Dermagraft-TC (TransCyte®, Advanced BioHealing, La Jolla, CA, U.S.A.) and Dermagraft® (Advanced BioHealing) are successful dermal substitutes both consisting of a dermis produced by human neonatal fibroblasts incorporated into biodegradable polyglactin (VicrylTM). However, in Dermagraft-TC the substitute is frozen and the fibroblasts become nonviable whereas Dermagraft® remains a living substitute. The presence of rapidly proliferating fibroblasts is therefore thought to stimulate healing, as it remains metabolically active. Apligraf® was the first bilayered living skin equivalent produced consisting of cultured neonatal fibroblasts embedded in bovine collagen type I with cultured neonatal keratinocytes seeded on top. Both Apligraf® and Dermagraft® are licensed for use by the US Food and Drug Administration and have been used to treat chronic nonhealing venous ulcers and diabetic foot ulcers.
Fibroblasts in chronic venous ulcers have reduced collagen synthetic capacity, a lack of response to stimulatory TGF-β and an increased proportion of the fibroblasts are senescent.[38,39] Studies on diabetic ulcer fibroblasts have also shown altered morphology and reduced proliferative capacity. Results of a large, controlled study on venous ulcers revealed that treatment with Apligraf® and compression therapy led to complete wound healing threefold faster than using compression therapy alone and that it was particularly effective for the hard-to-heal ulcers. A recent Cochrane review studied nine randomized controlled trials of skin grafts for venous leg ulcers and concluded that there is evidence that bilayer artificial skin, used in conjunction with compression bandaging, increases the chance of healing a venous ulcer compared with compression and a simple dressing. In addition, a randomized, controlled multicentre trial investigated the effect of Dermagraft® on the healing of chronic diabetic foot ulcers and found that the ulcers healed significantly more rapidly with Dermagraft® than with conventional treatment alone. As yet there has not been a clinical trial for pressure ulcers, although a case series of 13 patients with pressure ulcers treated with Apligraf® over a period of 10 months resulted in just over half the patients responding to treatment, and the proportion of individuals who failed to respond had stage III and IV ulcers. It is thought that Apligraf® is safe and that it should be considered as an early intervention to halt ulcer progression.

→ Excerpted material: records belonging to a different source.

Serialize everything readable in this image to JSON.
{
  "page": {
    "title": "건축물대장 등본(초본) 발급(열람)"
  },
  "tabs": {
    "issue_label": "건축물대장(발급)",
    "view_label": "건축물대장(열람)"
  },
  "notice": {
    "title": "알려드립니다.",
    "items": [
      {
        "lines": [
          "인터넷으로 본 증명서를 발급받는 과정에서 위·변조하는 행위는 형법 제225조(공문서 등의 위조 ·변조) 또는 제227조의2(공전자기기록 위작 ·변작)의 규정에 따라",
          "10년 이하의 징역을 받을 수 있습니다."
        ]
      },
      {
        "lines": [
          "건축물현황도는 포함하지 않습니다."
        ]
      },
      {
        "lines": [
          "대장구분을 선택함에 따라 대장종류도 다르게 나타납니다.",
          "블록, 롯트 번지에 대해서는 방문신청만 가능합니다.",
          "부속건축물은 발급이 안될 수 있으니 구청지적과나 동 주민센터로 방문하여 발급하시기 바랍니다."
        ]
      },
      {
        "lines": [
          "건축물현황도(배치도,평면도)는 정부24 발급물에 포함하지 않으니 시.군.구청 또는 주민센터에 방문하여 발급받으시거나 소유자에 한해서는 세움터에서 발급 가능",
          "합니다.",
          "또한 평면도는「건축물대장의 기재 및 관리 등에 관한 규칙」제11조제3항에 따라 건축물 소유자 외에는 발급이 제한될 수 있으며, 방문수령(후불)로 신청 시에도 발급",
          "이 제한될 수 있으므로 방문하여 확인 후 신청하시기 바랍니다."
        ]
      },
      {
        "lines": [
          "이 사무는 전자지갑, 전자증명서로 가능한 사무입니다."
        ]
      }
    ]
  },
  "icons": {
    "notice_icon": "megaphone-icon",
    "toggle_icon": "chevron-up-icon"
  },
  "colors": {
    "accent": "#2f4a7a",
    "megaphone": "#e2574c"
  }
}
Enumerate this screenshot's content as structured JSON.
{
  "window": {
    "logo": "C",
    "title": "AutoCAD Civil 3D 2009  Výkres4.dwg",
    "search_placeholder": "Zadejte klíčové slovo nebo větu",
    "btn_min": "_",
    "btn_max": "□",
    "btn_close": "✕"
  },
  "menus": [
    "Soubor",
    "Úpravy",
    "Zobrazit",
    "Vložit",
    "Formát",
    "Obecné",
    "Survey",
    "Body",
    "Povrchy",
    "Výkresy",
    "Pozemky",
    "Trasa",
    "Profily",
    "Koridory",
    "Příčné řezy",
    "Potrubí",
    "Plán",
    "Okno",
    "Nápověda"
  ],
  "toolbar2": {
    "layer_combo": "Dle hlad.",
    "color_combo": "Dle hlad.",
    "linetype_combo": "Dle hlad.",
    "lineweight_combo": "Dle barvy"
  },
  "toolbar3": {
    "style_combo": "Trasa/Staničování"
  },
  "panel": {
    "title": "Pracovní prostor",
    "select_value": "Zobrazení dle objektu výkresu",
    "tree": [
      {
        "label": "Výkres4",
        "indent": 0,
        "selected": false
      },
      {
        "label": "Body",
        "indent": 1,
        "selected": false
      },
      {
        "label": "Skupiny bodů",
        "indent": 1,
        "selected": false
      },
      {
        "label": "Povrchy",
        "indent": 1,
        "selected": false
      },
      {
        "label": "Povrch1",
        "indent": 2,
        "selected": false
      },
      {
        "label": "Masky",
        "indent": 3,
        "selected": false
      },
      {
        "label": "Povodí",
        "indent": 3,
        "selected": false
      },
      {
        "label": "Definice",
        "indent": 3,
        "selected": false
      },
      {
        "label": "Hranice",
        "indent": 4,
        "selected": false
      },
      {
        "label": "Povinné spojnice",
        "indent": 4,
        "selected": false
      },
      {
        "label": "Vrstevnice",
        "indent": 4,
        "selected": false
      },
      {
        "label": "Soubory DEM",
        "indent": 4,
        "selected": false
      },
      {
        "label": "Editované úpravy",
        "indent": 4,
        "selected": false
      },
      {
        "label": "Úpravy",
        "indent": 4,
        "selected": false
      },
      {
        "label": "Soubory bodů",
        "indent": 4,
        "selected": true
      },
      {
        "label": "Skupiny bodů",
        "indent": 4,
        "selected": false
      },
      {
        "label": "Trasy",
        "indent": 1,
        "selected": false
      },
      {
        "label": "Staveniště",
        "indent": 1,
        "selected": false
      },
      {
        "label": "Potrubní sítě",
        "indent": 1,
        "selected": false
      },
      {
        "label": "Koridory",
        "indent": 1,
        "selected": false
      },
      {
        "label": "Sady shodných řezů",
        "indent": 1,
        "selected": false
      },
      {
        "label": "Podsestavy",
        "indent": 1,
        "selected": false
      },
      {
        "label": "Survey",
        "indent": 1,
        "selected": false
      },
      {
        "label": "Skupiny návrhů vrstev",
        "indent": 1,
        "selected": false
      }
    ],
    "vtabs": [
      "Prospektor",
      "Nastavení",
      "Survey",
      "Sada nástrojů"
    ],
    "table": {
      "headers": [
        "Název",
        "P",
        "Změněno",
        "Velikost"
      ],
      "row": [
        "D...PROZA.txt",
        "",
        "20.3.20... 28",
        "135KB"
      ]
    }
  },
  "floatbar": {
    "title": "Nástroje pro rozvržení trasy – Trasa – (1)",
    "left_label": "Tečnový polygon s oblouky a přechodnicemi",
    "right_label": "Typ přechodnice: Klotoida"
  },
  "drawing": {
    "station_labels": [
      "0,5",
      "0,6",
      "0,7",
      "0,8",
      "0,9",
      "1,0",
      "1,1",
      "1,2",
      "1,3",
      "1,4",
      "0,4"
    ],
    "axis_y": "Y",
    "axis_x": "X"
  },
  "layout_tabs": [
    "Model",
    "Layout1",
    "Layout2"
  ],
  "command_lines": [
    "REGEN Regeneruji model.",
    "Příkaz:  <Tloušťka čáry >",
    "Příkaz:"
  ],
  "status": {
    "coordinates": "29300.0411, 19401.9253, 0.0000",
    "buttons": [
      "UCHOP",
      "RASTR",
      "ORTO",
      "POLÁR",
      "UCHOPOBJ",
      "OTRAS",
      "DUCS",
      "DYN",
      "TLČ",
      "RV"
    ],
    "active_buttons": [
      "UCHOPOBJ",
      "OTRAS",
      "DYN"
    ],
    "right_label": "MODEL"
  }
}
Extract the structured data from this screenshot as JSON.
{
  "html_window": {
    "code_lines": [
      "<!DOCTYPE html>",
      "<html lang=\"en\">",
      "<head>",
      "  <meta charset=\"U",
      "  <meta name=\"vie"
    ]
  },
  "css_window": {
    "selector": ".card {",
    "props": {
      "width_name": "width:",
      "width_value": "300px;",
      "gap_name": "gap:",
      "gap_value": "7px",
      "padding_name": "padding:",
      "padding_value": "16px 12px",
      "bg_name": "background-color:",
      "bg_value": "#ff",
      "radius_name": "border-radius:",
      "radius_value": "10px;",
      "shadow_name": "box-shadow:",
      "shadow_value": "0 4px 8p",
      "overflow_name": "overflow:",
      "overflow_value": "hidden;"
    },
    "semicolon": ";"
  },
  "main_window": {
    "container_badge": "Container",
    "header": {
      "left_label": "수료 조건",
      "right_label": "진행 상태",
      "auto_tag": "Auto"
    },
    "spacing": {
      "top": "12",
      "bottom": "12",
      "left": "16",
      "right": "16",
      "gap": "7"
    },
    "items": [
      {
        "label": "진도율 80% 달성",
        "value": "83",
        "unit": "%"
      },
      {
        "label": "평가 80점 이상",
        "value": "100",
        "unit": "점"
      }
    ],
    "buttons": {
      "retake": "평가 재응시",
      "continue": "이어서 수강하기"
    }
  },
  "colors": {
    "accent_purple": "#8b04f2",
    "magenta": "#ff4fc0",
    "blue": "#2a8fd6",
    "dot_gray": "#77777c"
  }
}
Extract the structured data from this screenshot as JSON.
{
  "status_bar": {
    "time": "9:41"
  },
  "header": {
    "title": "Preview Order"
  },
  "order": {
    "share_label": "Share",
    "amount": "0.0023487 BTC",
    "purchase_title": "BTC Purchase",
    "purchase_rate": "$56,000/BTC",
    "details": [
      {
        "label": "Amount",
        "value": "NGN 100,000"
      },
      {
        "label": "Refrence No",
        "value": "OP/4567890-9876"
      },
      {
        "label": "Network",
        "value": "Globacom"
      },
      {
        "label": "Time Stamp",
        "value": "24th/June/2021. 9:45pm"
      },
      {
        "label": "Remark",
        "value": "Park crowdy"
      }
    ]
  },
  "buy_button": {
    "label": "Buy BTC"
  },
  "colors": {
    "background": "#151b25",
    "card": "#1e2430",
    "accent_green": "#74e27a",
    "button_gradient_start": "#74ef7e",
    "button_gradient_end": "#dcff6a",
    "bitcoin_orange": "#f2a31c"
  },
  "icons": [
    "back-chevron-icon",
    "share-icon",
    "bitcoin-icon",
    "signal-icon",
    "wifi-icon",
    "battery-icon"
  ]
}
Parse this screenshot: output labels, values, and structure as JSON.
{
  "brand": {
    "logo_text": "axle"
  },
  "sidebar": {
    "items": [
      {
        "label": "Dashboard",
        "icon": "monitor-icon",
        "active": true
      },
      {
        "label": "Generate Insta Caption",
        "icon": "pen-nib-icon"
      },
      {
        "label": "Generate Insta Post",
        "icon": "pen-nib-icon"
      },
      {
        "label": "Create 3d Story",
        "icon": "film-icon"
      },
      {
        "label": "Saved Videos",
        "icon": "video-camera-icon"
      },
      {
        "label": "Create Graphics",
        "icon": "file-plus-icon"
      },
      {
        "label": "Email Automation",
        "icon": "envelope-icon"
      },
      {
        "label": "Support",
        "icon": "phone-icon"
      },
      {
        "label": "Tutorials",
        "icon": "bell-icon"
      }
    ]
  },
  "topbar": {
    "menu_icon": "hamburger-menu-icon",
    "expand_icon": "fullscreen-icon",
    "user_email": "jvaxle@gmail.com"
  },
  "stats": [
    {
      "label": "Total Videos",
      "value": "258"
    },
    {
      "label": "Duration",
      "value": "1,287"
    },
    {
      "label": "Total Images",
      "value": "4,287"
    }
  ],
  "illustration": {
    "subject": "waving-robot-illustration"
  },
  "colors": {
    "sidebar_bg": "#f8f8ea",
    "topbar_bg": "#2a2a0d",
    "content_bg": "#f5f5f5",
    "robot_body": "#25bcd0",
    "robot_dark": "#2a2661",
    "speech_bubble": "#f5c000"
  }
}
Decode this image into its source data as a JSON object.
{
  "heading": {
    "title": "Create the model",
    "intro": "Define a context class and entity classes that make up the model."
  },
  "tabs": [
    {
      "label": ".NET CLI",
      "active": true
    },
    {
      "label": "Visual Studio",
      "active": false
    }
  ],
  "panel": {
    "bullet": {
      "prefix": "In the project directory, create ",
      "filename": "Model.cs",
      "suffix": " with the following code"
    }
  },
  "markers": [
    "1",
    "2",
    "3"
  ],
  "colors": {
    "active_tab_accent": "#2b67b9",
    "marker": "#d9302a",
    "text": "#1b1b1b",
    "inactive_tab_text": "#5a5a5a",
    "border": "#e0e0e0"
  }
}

Burn injuries may be divided into partial thickness burns, involving loss of epidermis and papillary dermis, and full-thickness burns where damage is deeper with more extensive dermal injury. Superficial partial thickness burns may result in full regeneration where tissue integrity is restored by re-epithelialization without scar formation, in comparison with full-thickness burns where there is lack of dermis and tissue repair inevitably occurs with scarring. Nevertheless, all burn injuries can lead to major loss of fluid and proteins, and increased susceptibility to infection requiring immediate attention. Nonbiological topical treatments as well as biological dressings may be used, and application of tissue-engineered skin substitutes as temporary dressings is also effective, providing protection for the deeper structures (e.g. tendons and bone) as well as pain relief and promoting wound healing. Alloderm® (LifeCell Corporation, Woodlands, TX, U.S.A.) is a commercially available acellular dermal matrix derived from human skin and used as a temporary biological dressing in burns. Alternatively, there are a variety of tissue-engineered products available. The use of a bilayered skin substitute such as Apligraf® or OrCel® (Ortec International Inc., New York, NY, U.S.A.) requires just one procedure for skin replacement; OrCell consists of a bilayer of normal human allogeneic keratinocytes and fibroblasts in a type I bovine collagen sponge. In addition, treatment of burns may involve two stages where a dermal template with artificial epidermis initially allows autogenous neovascularization and autologous fibroblast migration into the artificial dermal scaffold. Following formation of the neodermis, the temporary epidermis is removed and replaced with an epidermal autograft. An example of this type of product is IntegraTM (Integra LifeSciences, Plainsboro, NJ, U.S.A.), which is composed of a dermal template consisting of collagen and chondroitin-6-sulphate with a temporary silicone epidermal layer.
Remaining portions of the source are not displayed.